One of America's biggest brands recently lost its place in the Dow Jones Industrial Average but GE's decline has been a long and protracted one. From 2001 to 2017, under the tenure of CEO Jeff Immelt, its stock price fell by 30 per cent, or around $150 billion. And since Immelt's departure in January 2017, the stock price has fallen a further 30 per cent. In May it announced it would sell off its healthcare division and sell a 62.5 per cent stake in the oil company Baker Hughes, while this week it announced the reduction of its German workforce by about a third as part of its plan to refocus on fewer key divisions. In the past five years, GE has accrued debt and its ratio of debt to earnings has soared from 1.5 in 2013 to 3.7 in early 2018. In a nutshell, GE is not in good financial shape.
Much has been said and written about the company's slow decline and, fairly or not, Immelt has taken much of the blame – in particular for his bad capital allocation decisions during a series of mis-judged acquisitions and divestitures. A recent article in the Harvard Business Review (HBR) offers some interesting perspectives on how the fall could have been cushioned, if not completely averted, by better financial and audit oversight, and why financial executives within the company should have been appointed to play a more prominent role in steering the decisions for the conglomerate.
Writing in HBR, Robert C. Pozen, of MIT Sloan and the Brookings Institution, asks what GE's board could have done differently. He puts forward three suggestions:
- The board was too big and for much of Immelt's time as CEO, it had 18 directors, even though studies suggest that smaller boards, ideally with around 8-14 members, are more effective. In December 2017, GE downsized its board to 12.
- The board didn't have a finance committee – Pozen calls this “another major structural defect”. He writes that a finance committee is critical for a board in complex public companies like GE. This led to serious mistakes in managing the company's pension scheme. GE was slower than most US public companies in freezing its defined benefit (DB) plan and Pozen adds that, by 2017, GE had “by far the largest pension deficit of all companies in the S&P 500”. Pozen notes that GE's board has now appointed a finance committee.
- The board's audit committee wasn't vigilant and the company has been investigated by the SEC for its revenue recognition practices, in which GE was found to have reported “materially false and misleading results in its financial statements”, including reporting inflated sales figures and the mis-application of cash flow accounting to interest-rate swaps. The role of external auditor KPMG was also criticised by the SEC and further accounting problems have arisen, which are also being investigated by the SEC.

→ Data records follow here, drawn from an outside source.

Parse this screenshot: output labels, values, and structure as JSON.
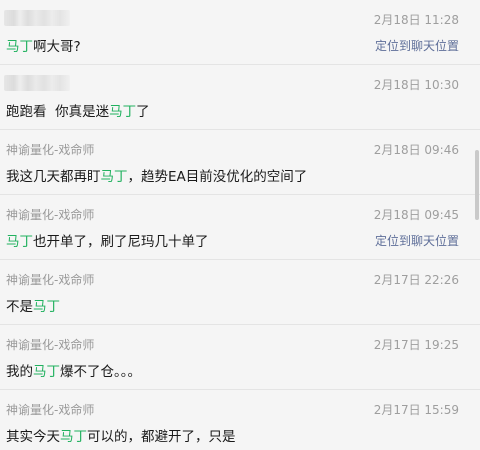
{
  "results": [
    {
      "sender": "",
      "time": "2月18日 11:28",
      "message": {
        "pre": "",
        "kw": "马丁",
        "post": "啊大哥?"
      },
      "locate_label": "定位到聊天位置"
    },
    {
      "sender": "",
      "time": "2月18日 10:30",
      "message": {
        "pre": "跑跑看  你真是迷",
        "kw": "马丁",
        "post": "了"
      },
      "locate_label": ""
    },
    {
      "sender": "神谕量化-戏命师",
      "time": "2月18日 09:46",
      "message": {
        "pre": "我这几天都再盯",
        "kw": "马丁",
        "post": "，趋势EA目前没优化的空间了"
      },
      "locate_label": ""
    },
    {
      "sender": "神谕量化-戏命师",
      "time": "2月18日 09:45",
      "message": {
        "pre": "",
        "kw": "马丁",
        "post": "也开单了，刷了尼玛几十单了"
      },
      "locate_label": "定位到聊天位置"
    },
    {
      "sender": "神谕量化-戏命师",
      "time": "2月17日 22:26",
      "message": {
        "pre": "不是",
        "kw": "马丁",
        "post": ""
      },
      "locate_label": ""
    },
    {
      "sender": "神谕量化-戏命师",
      "time": "2月17日 19:25",
      "message": {
        "pre": "我的",
        "kw": "马丁",
        "post": "爆不了仓。。。"
      },
      "locate_label": ""
    },
    {
      "sender": "神谕量化-戏命师",
      "time": "2月17日 15:59",
      "message": {
        "pre": "其实今天",
        "kw": "马丁",
        "post": "可以的，都避开了，只是"
      },
      "locate_label": ""
    }
  ],
  "colors": {
    "keyword": "#21b15f",
    "locate_link": "#5f6f99",
    "background": "#f5f5f5"
  }
}
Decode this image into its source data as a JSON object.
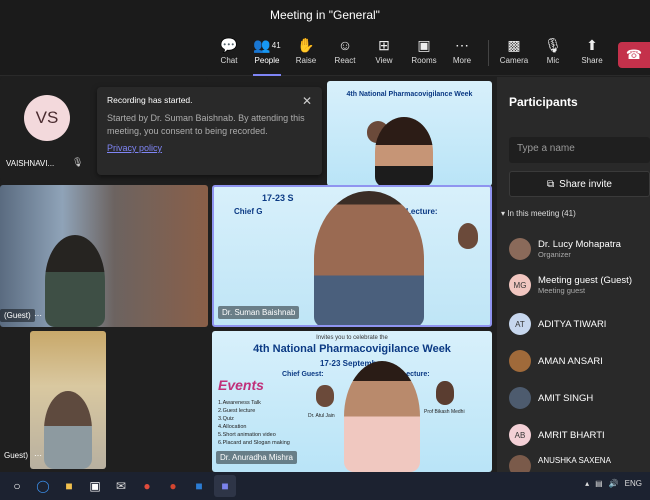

Pozen concludes that GE's board “should have been much more proactive in questioning his [Immelt's] massive allocation of capital to acquisitions and buybacks and in probing the company’s accounting practices”. It seems almost unbelievable that the GE board was without a finance committee for such a prolonged (and financially-complex) time. Pozen has called for public companies to appoint finance committees as a matter of course.
But his HBR article really underscores the role of both the finance committee and the audit committee in maintaining standards of accountability, transparency and responsibility. They are seen as two bulwarks against undue influence from the commercial and management considerations of the board and CEO. As one commenter below the article says, the lack of financial responsibility and accountability shown by GE's board during the 2001-2017 period does seem like a case of hubris and perhaps comparisons can be drawn with the Theranos case, too. The finance committee, CFO and financial executives have an important part to play in counter-balancing powerful CEOs and ensuring that correct financial transparency and investor interests are protected.